The Market Vectors Russia ETF (RSX) has declined by 6% since the end of February, and is now down 17% since the start of the year. By comparison, the S&P 500 Index has gained 1% since the end of February, and has a 1% gain from the start of the year.

Despite Russia's market dip, the looming geopolitical uncertainty continues to overshadow anything that might look like a value play in that part of the world, according to Frank Braddock, a registered rep at JHS Capital Advisors.

“My job as a portfolio manager for a financial advisory firm is to spend a lot of time looking at what blows things up,” he said. “What's happening right now in Ukraine creates uncertainty, and anything that creates uncertainty makes folks slow down their investing and that will hurt economies, and that's what has me the most worried.”

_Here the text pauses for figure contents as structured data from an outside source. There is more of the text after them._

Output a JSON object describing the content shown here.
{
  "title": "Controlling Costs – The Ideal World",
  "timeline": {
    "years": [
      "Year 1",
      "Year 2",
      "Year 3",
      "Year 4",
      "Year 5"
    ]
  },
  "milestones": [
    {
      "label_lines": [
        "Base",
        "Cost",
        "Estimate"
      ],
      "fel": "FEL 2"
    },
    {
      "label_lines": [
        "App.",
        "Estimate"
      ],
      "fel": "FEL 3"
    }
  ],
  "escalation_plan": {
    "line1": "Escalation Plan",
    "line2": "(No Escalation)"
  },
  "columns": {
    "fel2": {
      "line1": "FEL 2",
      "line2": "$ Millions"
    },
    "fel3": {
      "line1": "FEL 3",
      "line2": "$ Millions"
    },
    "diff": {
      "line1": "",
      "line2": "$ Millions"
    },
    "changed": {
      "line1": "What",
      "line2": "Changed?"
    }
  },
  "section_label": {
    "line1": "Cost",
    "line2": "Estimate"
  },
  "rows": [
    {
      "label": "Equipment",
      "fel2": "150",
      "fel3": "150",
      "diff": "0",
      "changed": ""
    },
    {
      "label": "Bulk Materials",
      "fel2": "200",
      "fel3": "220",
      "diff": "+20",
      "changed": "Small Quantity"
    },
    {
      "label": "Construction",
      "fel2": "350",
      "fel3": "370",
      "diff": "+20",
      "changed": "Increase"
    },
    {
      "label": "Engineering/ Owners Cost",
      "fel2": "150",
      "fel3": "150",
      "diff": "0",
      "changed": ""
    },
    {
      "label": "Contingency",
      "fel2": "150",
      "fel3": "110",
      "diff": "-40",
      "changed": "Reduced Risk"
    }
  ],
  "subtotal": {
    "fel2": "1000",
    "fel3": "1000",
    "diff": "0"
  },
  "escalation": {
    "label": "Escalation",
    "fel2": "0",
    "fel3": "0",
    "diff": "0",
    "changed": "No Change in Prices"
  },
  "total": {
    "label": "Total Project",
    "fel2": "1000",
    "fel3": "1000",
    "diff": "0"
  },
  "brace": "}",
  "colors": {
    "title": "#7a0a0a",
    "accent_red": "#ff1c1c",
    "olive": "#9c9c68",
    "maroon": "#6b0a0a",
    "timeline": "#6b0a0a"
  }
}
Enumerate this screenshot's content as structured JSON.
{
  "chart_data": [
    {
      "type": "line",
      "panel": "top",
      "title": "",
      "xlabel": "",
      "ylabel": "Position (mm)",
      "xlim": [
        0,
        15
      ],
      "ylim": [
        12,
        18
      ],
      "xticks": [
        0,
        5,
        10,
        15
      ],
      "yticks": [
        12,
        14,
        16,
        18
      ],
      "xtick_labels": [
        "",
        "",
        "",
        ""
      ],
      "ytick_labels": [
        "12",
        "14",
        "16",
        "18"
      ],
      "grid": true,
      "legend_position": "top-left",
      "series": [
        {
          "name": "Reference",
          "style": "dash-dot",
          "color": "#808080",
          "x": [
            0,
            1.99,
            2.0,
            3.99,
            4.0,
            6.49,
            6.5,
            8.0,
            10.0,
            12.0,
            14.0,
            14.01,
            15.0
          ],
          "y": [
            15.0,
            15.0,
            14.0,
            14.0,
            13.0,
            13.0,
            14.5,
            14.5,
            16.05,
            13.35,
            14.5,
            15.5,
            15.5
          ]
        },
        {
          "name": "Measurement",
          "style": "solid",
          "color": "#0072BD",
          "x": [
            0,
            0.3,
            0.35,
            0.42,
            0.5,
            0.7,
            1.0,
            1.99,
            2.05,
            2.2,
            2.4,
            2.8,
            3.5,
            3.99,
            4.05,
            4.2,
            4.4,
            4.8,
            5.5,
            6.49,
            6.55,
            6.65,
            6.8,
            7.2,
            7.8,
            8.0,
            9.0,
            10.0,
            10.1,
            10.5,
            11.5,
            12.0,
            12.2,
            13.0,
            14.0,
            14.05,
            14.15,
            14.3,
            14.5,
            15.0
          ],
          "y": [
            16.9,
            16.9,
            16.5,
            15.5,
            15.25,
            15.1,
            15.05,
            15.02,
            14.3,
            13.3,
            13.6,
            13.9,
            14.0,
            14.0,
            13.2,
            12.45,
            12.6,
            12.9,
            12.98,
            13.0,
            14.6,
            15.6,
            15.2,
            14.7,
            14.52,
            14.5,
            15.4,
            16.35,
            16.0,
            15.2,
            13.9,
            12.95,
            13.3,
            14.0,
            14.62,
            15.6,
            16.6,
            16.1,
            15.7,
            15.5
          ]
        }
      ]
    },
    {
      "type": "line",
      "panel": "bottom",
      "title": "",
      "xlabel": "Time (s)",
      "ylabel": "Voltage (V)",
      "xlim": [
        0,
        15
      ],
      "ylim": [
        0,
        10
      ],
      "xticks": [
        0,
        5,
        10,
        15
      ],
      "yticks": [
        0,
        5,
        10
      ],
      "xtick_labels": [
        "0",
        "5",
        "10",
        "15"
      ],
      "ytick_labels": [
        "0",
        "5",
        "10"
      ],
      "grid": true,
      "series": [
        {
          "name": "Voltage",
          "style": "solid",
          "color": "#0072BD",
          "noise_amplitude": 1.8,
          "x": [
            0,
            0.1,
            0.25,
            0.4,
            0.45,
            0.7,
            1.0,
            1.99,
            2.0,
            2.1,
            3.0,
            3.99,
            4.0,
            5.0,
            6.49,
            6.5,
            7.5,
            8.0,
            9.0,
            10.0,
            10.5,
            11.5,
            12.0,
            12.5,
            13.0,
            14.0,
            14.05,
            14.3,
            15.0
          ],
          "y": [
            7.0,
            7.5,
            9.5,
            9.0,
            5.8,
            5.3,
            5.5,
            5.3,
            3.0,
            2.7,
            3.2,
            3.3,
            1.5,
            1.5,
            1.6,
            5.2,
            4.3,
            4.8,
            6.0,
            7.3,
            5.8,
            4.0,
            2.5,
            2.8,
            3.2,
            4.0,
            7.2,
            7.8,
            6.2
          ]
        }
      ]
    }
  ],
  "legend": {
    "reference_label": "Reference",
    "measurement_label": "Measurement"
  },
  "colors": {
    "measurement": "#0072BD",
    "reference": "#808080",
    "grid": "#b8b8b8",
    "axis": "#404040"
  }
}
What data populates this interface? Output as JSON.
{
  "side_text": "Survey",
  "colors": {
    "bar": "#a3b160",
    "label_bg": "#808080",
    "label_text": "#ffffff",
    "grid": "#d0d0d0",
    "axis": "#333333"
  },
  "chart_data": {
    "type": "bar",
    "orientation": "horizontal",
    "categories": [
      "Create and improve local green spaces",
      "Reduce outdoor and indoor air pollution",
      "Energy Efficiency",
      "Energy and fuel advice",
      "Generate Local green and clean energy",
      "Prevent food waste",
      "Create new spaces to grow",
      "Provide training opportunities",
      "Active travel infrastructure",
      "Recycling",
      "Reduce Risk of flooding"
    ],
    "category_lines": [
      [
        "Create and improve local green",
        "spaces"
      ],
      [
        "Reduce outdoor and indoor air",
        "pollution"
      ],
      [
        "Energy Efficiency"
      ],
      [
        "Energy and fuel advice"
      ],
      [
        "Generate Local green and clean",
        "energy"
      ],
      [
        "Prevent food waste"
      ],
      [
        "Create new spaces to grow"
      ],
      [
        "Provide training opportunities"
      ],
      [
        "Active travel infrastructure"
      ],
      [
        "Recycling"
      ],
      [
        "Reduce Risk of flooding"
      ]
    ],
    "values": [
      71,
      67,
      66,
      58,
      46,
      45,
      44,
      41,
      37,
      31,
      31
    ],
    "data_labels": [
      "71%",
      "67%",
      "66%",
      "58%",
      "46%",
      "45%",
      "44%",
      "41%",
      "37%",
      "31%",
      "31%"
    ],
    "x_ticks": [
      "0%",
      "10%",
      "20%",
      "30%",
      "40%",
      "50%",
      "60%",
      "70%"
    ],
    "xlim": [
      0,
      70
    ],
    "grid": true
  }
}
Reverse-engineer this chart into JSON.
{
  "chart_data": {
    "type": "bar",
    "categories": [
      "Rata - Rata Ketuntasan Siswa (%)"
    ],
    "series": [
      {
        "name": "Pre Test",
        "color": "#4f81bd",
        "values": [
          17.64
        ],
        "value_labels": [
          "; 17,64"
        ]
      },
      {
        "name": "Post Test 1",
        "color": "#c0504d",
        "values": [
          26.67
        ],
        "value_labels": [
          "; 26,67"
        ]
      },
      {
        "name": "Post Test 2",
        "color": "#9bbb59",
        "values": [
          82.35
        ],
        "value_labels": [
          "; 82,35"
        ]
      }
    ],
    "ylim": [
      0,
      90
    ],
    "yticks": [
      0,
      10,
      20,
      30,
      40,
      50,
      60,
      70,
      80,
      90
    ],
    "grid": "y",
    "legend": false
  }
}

(More: Wall Street ties to Putin threatened as sanctions ratchet higher)

Even with no serious resolution in sight, there are a few givens with regard to investment strategies.

“In any kind of a crisis, one would expect crude oil prices to rise, but in this kind of crisis, it's more likely to affect natural gas prices,” said Clement Miller, an investment analyst at Wilmington Trust Investment Advisors.

Major parts of Europe are heavily dependent on Russian exports of natural gas, which has become the focus of debate over whether Russia will cut off supplies in response to sanctions for its actions in Ukraine.

Of the more than 445 billion cubic meters of natural gas imported annually to European countries, 130 billion cubic meters comes from Russia, followed by Norway at 109.8 billion cubic meters.

“If Russia really sticks it to Ukraine and then ups the price of natural gas and oil, Europe will have no choice but to diversify into other sources of gas and oil,” said Karyn Cavanaugh, senior market strategist at ING U.S. Investment Management.

“I actually think that could end up being good for U.S. investors,” she added. “Right now, we are the Saudi Arabia of natural gas, and if we were to start exporting that [in the form of liquid natural gas] it could be a huge opportunity down the road.”

Longer-term opportunities notwithstanding, the near-term focus remains largely on what could represent direct hits to energy and select consumer sectors, according to Todd Rosenbluth, a research director at S&P Capital IQ.

“If Russia becomes more isolated and there are sanctions on oil, that should cause the price of energy to move higher, and that's good for energy stocks,” he said. “The flip side is Russia and Ukraine are both large producers of wheat and other agricultural commodities, so consumer staples and related products will get hurt because higher commodity costs negatively impact consumer staple companies that have limited ability to pass along those higher costs to consumers.”

Until the situation in Ukraine either moves closer to a resolution or deeper into an actual conflict, the limbo effect will likely drive investors into a “short-term risk-off mood,” according to John De Clue, chief investment officer at U.S. Bank Wealth Management.

“The major short-term impact is going to be on Russia, because that economy is already a mess,” he said. “And longer-term, any economy moving into recession is not a good thing, especially with its back to the wall. That's why we think it becomes more challenging before it becomes less challenging.”